Afghanistan: US strikes destroy IS branch


Associated Press

KABUL, AFGHANISTAN

Afghanistan said Saturday that recent U.S. airstrikes it assisted destroyed the top leadership of a fledging Islamic State affiliate there, potentially striking a major blow to an insurgent group already targeted by local Taliban fighters.

While U.S. officials declined to confirm it, Afghan authorities said an American airstrike Friday killed Islamic State affiliate leader Hafeez Sayeed and more than 30 other militants. That comes after Afghan officials earlier said another U.S. airstrike killed the affiliate’s second-highest official, Gul Zaman, and six others, including a former Pakistani Taliban spokesman named Shahidullah Shahid who earlier had joined the group.

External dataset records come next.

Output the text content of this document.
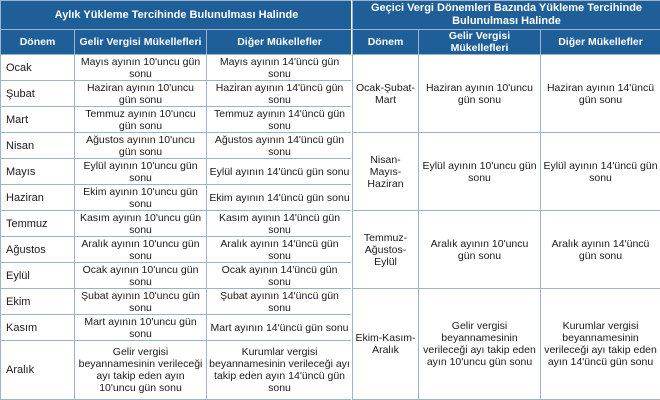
Aylık Yükleme Tercihinde Bulunulması Halinde		
Dönem	Gelir Vergisi Mükellefleri	Diğer Mükellefler
Ocak	Mayıs ayının 10'uncu gün sonu	Mayıs ayının 14'üncü gün sonu
Şubat	Haziran ayının 10'uncu gün sonu	Haziran ayının 14'üncü gün sonu
Mart	Temmuz ayının 10'uncu gün sonu	Temmuz ayının 14'üncü gün sonu
Nisan	Ağustos ayının 10'uncu gün sonu	Ağustos ayının 14'üncü gün sonu
Mayıs	Eylül ayının 10'uncu gün sonu	Eylül ayının 14'üncü gün sonu
Haziran	Ekim ayının 10'uncu gün sonu	Ekim ayının 14'üncü gün sonu
Temmuz	Kasım ayının 10'uncu gün sonu	Kasım ayının 14'üncü gün sonu
Ağustos	Aralık ayının 10'uncu gün sonu	Aralık ayının 14'üncü gün sonu
Eylül	Ocak ayının 10'uncu gün sonu	Ocak ayının 14'üncü gün sonu
Ekim	Şubat ayının 10'uncu gün sonu	Şubat ayının 14'üncü gün sonu
Kasım	Mart ayının 10'uncu gün sonu	Mart ayının 14'üncü gün sonu
Aralık	Gelir vergisi beyannamesinin verileceği ayı takip eden ayın 10'uncu gün sonu	Kurumlar vergisi beyannamesinin verileceği ayı takip eden ayın 14'üncü gün sonu
Geçici Vergi Dönemleri Bazında Yükleme Tercihinde Bulunulması Halinde		
Dönem	Gelir Vergisi Mükellefleri	Diğer Mükellefler
Ocak-Şubat-Mart	Haziran ayının 10'uncu gün sonu	Haziran ayının 14'üncü gün sonu
Nisan-Mayıs-Haziran	Eylül ayının 10'uncu gün sonu	Eylül ayının 14'üncü gün sonu
Temmuz-Ağustos-Eylül	Aralık ayının 10'uncu gün sonu	Aralık ayının 14'üncü gün sonu
Ekim-Kasım-Aralık	Gelir vergisi beyannamesinin verileceği ayı takip eden ayın 10'uncu gün sonu	Kurumlar vergisi beyannamesinin verileceği ayı takip eden ayın 14'üncü gün sonu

“With the killings of Hafiz Sayeed, Gul Zaman and Shahidullah Shahid, who were the high-profile figures of Daesh in Afghanistan, we have destroyed the base of ISIS,” said Abdul Hassib Sediqi, a spokesman for Afghanistan’s National Directorate of Security, using two alternate names for the militant group.

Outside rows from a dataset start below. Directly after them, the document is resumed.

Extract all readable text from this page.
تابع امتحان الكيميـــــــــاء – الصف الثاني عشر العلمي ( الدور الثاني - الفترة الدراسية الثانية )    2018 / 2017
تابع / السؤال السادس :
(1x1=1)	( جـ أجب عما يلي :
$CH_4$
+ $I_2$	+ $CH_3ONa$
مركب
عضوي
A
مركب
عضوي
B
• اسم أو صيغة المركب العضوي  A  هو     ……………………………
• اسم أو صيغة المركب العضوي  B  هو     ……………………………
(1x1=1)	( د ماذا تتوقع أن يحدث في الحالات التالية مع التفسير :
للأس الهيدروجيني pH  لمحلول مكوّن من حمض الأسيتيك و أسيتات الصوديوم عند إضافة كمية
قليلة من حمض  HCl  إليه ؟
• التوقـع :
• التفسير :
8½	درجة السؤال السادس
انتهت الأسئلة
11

Sediqi offered no photographs or other evidence to show the strikes killed the Islamic State affiliate’s top leaders, though he said Afghan authorities verified a body from Friday’s strike was Sayeed. Militants with the group have not discussed the strikes online.

NATO officials declined to immediately comment on the claim, saying they would issue a statement later Saturday. U.S. Army Col. Brian Tribus, a spokesman for U.S. Forces-Afghanistan, confirmed Americans carried out an airstrike Friday in Nangarhar’s Achin District, but declined to comment further.

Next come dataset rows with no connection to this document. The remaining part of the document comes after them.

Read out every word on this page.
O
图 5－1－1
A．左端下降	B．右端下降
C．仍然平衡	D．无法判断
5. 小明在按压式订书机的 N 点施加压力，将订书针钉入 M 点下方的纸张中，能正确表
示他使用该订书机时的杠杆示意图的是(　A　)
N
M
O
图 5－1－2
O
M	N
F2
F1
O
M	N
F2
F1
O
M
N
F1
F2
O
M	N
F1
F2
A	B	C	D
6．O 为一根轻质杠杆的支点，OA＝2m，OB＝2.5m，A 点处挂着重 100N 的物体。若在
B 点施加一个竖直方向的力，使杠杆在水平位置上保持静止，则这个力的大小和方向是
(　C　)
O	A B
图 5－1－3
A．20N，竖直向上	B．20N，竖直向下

NATO and U.S. officials have not commented on the strike that Afghan officials said killed Zaman and Shahid, which they said took place Monday in the same district as Friday’s strike.

The Islamic State group, which holds a self-declared “caliphate” across roughly a third of Syria and neighboring Iraq, has inspired militants across the greater Middle East and Africa to declare allegiance to its leader, Abu Bakr al-Baghdadi.

The militants include those in Egypt who purportedly claimed a car bombing early Saturday at the Italian Consulate in Cairo that killed one person.

They also include militants in Pakistan and Afghanistan, the target of a U.S.-led invasion after the 2001 al-Qaida terror attacks on America.